Este día que se suponía era, era el más importante por ser su primer día de escuela. Se levantó tarde porque no escuchó la alarma, no pudo desayunar y con trabajo había tomado la caja de macarrón que su padre le dio para repartirlas a su clase.
Tanto para hacer amigos como para promocionar la panadería.
Pero la caja cayó al suelo al evitar que a un hombre de la tercera edad fuese atropellado.
Su día, había iniciado con el pie izquierdo.
Suspiró, mirando con pena como algunos macarrones estaban destrozados. Pero bueno, no podía llorar sobre leche derramada. Además de que su máxima prioridad ahora, era llegar a clase.
Y también, rogar porque la molesta de Chloé Bourgeois no estuviera en la misma clase.
- ¡Corre Adrien o llegaremos tarde!
Al parecer no era la única llegando tarde al primer día de clases, fue lo que pensó al entrar al aula y hacerse a un lado para evitar tirar otra vez la caja de macarrones aparte de no querer tropezar con los chicos. Aunque al tratar de hacerse a un lado, sus pies se enredaron.
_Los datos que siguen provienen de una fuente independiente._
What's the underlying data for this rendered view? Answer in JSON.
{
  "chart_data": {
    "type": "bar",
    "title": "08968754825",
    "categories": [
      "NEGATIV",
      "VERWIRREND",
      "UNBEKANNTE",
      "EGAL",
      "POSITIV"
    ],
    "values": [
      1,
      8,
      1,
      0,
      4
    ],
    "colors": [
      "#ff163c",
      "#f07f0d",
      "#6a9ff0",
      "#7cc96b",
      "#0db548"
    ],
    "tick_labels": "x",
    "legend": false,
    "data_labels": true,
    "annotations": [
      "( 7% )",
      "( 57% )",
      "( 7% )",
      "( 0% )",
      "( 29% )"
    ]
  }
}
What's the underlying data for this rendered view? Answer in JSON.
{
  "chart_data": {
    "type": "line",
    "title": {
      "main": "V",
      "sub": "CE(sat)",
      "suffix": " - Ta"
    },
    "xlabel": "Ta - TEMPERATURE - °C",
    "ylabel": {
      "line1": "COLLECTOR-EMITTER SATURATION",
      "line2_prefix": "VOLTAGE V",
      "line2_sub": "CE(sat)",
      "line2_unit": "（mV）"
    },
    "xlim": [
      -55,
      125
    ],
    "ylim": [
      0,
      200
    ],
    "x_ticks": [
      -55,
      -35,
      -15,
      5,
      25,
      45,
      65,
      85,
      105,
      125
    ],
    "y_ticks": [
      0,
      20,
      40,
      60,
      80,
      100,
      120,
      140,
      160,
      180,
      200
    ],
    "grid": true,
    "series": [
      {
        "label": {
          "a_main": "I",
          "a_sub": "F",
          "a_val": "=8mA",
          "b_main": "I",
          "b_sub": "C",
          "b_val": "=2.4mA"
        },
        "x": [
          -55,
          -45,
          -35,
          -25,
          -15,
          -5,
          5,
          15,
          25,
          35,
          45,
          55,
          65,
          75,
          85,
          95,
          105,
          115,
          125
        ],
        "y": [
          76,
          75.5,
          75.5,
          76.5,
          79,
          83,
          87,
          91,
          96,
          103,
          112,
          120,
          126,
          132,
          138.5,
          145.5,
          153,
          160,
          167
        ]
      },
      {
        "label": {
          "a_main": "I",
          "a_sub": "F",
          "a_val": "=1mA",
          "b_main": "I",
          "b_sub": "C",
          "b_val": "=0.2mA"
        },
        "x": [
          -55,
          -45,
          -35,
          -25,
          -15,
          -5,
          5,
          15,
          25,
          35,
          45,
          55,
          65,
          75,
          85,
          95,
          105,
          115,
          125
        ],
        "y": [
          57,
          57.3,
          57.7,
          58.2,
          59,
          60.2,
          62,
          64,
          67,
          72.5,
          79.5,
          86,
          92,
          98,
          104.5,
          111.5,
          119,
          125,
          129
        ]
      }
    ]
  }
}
Genial, pensó mientras cerraba los ojos y trataba de salvar la caja. Sin embargo, y para su sorpresa, el piso no la recibió o más bien, su trasero y la caja no resintieron la caída.
- Lo siento, ¿Te encuentras bien?
Lentamente abrió los ojos, encontrándose con una mirada esmeralda que la miraba con lo que le pareció, curiosidad. Por un momento, las cosas a su alrededor parecieron no estar como si ese instante se hubiese detenido el tiempo.
¿En qué estás pensando Marinette? ¡Respóndele!
- Ah, eh, ¿Sí?
Félix arqueó una ceja –. ¿Por qué estás dudando de tu propia respuesta?
- Yo… L-Lo siento, esto m-me tomó por sorpresa.
-… Rara – fue lo que pensó, tras comprobar que ella se encontraba bien para alejarse un poco –. Ya veo.
- Um – habló Adrien, un poco tímido entregándole la caja con los macarrones que estuvieron por caerse al suelo –, esto casi se te cae.
- ¡Dios mío, muchas gracias! – Marinette inmediatamente se acercó a Agreste, tomando con cuidadola caja y comprobando si no se habían roto más las galletas. Suspirando aliviada tras revisar el contenido, sonriéndole en agradecimiento –. De verdad te agradezco, no sé qué haría si se hubieran roto más.
Adrien sonrió –. No fue nada, de verdad.
- Cierto. Este… Muchas gracias por no dejarme caer – le agradeció a Félix, con una sonrisa avergonzada pero genuinamente agradecida.
- Ten cuidado de no volver a enredar tus pies para la próxima.
Sabía que él tenía razón, pero no era como si a ella le gustara enredar sus pies a propósito así como ser torpe. Marinette lo miró ceñuda, borrando su sonrisa.
- Gracias por el consejo, porque me encanta enredar mis pies.
- Vaya, que extraña resultaste ser.
Adrien quiso intervenir, pero su cuello fue rodeado por un par de brazos mientras era llamado por un apodo cariñoso por a quien hacía tiempo también no veía, su amiga de la infancia, Chloé Bourgeois. Sonriendo un poco incómodo por tan efusivo abrazo –. Hola, Chloé…
- ¡Adrikins, me hubieras avisado que vendrías!
- Uh, bueno…
- Este chico vino conmigo, Bourgeois – habló Félix, separando a su primo de aquella rubia molesta. Sonriéndole con burla al recibir su mirada de disgusto –. Y no es como que Adrien esté obligado a avisarte, ¿O sí?
- Ugh, tú…
- Si nos disculpas, iremos a sentarnos. Con permiso.
Marinette miró en silencio como Félix y Adrien pasaban de largo a una furiosa Chloé, dirigiéndose a las bancas para sentarse. Siendo ella también quien en silencio, buscara un lugar donde sentarse antes de que la maestra entrara; tomando asiento al lado de quien en pocos minutos se convirtió en su primera amiga, Alya Césaire.
- Oh, debí haberles ofrecido un macarrón también – pensó Marinette, haciendo una mueca. Para después sonreír levemente –. Bueno, tal vez después de clases pueda hacerlo – concluyó para sí, prestando atención a la presentación de la maestra para así, comenzar las clases.
A pesar de que ambos conocieran a la fastidiosa de Chloé Bourgeois, los dos la habían tratado amable… A excepción de Félix con sus comentarios sarcásticos.
Suspiró, bueno, las personas no son perfectas.
Mientras que en otro lugar, alguien ya tenía contemplado quiénes serían los nuevos portadores de aquellos Miraculous. Sonriendo a la vez que se alejaba del Colegio Françoise Dupont.